Duration: 2015 – 2018
Affiliation: Nile University, Cairo & Sony Stuttgart Technology Center
Supervisors: Dr. Mahmoud Allam (Nile University), Dr. Stefan Uhlich (Sony)
Award: Best Thesis Award — Nile University

The Problem

When you record a concert or a live performance, what you capture is a mixture of two fundamentally different types of sound. The primary component is the direct sound — the instrument in front of you, the singer’s voice travelling straight to the microphone. The ambient component is the diffuse sound — the reverb bouncing off the walls, the crowd noise, the acoustic space of the room.

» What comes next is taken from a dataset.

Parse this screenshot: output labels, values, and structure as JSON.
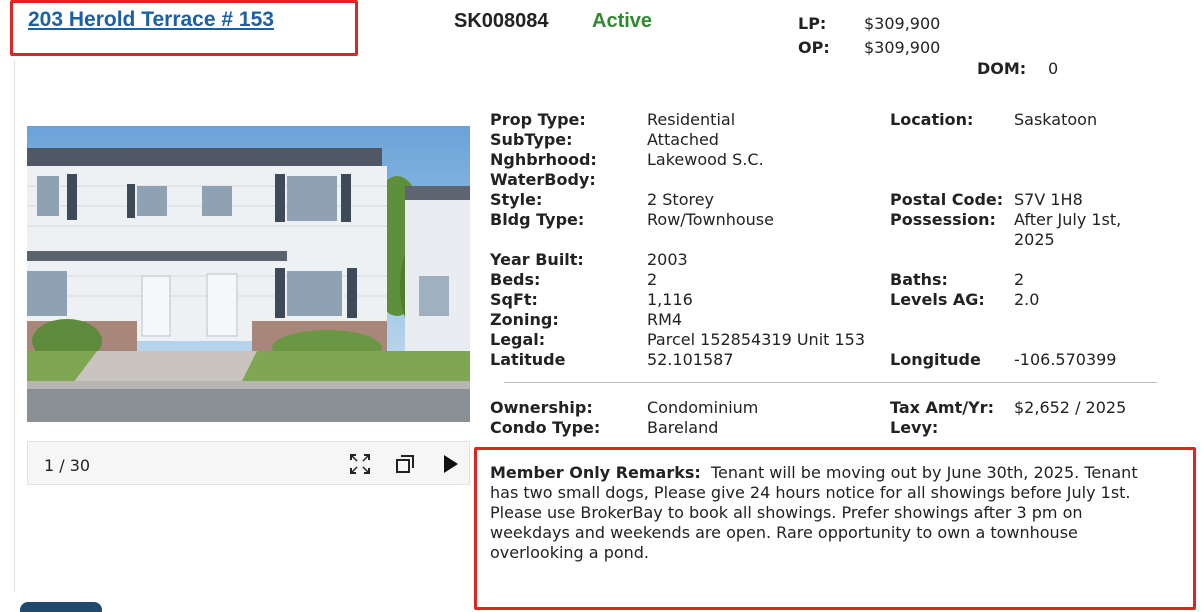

A standard stereo recording blends these two components together. But if you want to play that recording back through a surround sound system — five speakers, or seven — you need to separate them. The direct sound should come from the front speakers. The ambience should wrap around the listener from the sides and rear. Without separating them first, you cannot do this convincingly.

Primary-ambient extraction (PAE) is the signal processing problem of doing this separation automatically, from the stereo mix alone, without access to the original recording stems.

The Classical Approach — SMC 2016

The traditional approach to PAE relies on the observation that primary and ambient sounds have different spatial properties. Direct sounds tend to be correlated between the left and right channels (they come from a specific direction), while ambient sounds are less correlated (they come from all directions).

In our first paper, we used Principal Component Analysis (PCA) to exploit this correlation structure. By decomposing the stereo signal into its principal components and applying adaptive frequency-dependent weighting, we could estimate the primary and ambient signals more accurately than previous fixed-weight approaches. The key contribution was the adaptive weighting scheme, which let the system adjust to the signal at different frequencies independently.

A Neural Network Approach — ICASSP 2018

The classical method works well under ideal conditions, but real recordings are messy. The assumptions about correlation break down when multiple instruments overlap, or when the recording is heavily processed.

The second study replaced the classical signal processing pipeline with a neural network. Given pairs of mixed stereo signals and their known primary/ambient components (generated synthetically), the network learned to perform the separation end-to-end. This was one of the first neural network approaches to primary-ambient extraction, and it outperformed the PCA baseline on more realistic, complex material.

This work was done during my thesis internship at Sony’s Stuttgart Technology Center, where the application to real product development was direct.